Unos vagos y débiles destellos de luz eran todo lo que pasaba y se venían a posar sobre mis manos, sobre el frasco con tinta fresca y la pluma que reposaba cansina sobre una hoja de papel ajado y doblado cerca de mis manos. Unos vagos y débiles destellos que a duras penas ayudados por la danzarina luz de las velas marcaba la silueta de mi cuerpo ya enjuto y muy delgado; víctima de los desvelos y la desazón de alguna misteriosa enfermedad que día a día no hacía sino horadar mi salud y menguar mis fuerzas.
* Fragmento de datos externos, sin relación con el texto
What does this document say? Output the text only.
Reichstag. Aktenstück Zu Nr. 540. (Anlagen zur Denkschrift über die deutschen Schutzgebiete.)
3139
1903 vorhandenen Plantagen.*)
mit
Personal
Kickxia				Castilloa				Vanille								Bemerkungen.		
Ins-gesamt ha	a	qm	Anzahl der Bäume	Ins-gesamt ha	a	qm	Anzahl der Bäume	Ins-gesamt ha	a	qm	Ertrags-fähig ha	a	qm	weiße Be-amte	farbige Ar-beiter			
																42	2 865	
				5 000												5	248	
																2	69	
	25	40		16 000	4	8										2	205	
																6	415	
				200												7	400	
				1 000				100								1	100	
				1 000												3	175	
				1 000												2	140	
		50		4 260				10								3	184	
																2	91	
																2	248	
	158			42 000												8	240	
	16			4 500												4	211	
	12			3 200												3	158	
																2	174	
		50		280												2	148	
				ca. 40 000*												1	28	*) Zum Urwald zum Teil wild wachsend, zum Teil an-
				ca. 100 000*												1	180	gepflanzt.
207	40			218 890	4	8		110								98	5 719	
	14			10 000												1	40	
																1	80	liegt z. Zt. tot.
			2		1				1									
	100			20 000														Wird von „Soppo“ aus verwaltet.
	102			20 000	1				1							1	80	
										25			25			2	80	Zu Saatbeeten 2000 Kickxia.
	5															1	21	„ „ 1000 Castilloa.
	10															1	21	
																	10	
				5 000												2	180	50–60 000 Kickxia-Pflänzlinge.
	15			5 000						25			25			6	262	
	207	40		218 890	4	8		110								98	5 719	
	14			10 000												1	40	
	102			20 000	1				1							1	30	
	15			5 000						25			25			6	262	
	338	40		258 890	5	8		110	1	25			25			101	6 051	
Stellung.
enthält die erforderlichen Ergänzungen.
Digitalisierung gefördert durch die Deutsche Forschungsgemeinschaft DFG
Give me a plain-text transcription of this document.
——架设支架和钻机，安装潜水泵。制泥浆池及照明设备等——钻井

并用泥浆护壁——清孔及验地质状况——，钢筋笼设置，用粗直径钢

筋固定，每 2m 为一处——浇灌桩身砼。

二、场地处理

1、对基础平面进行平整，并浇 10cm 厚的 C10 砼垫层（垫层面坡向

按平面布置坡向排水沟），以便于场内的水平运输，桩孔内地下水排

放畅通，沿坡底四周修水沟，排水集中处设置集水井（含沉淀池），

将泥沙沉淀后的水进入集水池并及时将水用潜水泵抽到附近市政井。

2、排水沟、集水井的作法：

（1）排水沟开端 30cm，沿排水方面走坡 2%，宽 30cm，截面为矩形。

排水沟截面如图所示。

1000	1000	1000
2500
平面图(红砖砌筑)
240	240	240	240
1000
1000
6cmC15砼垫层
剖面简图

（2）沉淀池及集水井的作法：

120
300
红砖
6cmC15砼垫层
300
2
Mi rostro antaño fuerte, anguloso y varonil… no era en este momento más que una mueca delirante con los pómulos muy marcados y los ojos hundidos en las cuencas de un cráneo forrado de piel y cabello ralo…
Mis ojos, perdidos en la mugre de la ventana, se fascinaban con la aciaga función del viento que sacudía las ramas de los árboles enfermos, que parecían hacer guardia frente al pantano, adornado por los fuegos fatuos que de cuando en cuando, recordaban la hediondez de aquel lugar infestado de alimañas y gases venenosos; minado de agujeros invisibles a los ojos de los incautos y trampas de arenas movedizas en las que quizá… reposaran los restos de algún viajero o ciervo desorientado por la fetidez de aquel lugar maldito.
El paisaje que alcanzaba a ver con los ojos ardorosos y cansados, era triste, como la estampa misma de la estancia, de mi cara, de mi cuerpo; los suspiros y resuellos que escapaban de mi boca, hacían doler mi pecho… era claro que el cuerpo que otrora fuera la imagen del vigor, no resistiría mucho tiempo más.
Las velas se consumían con una lentitud desesperante y la luna en el cielo parecía detenerse con saña y cruel diversión, para alargar la noche lo más posible… alargarla hasta los límites que rayan la demencia. La miraba con desprecio, casi con odio… al igual que al resto de la creación que reposaba bajo su luz… en los campos y aldeas lejanas; donde la gente vive sin vivir y se abandona al paso de los días en la rutina más abyecta e insulsa.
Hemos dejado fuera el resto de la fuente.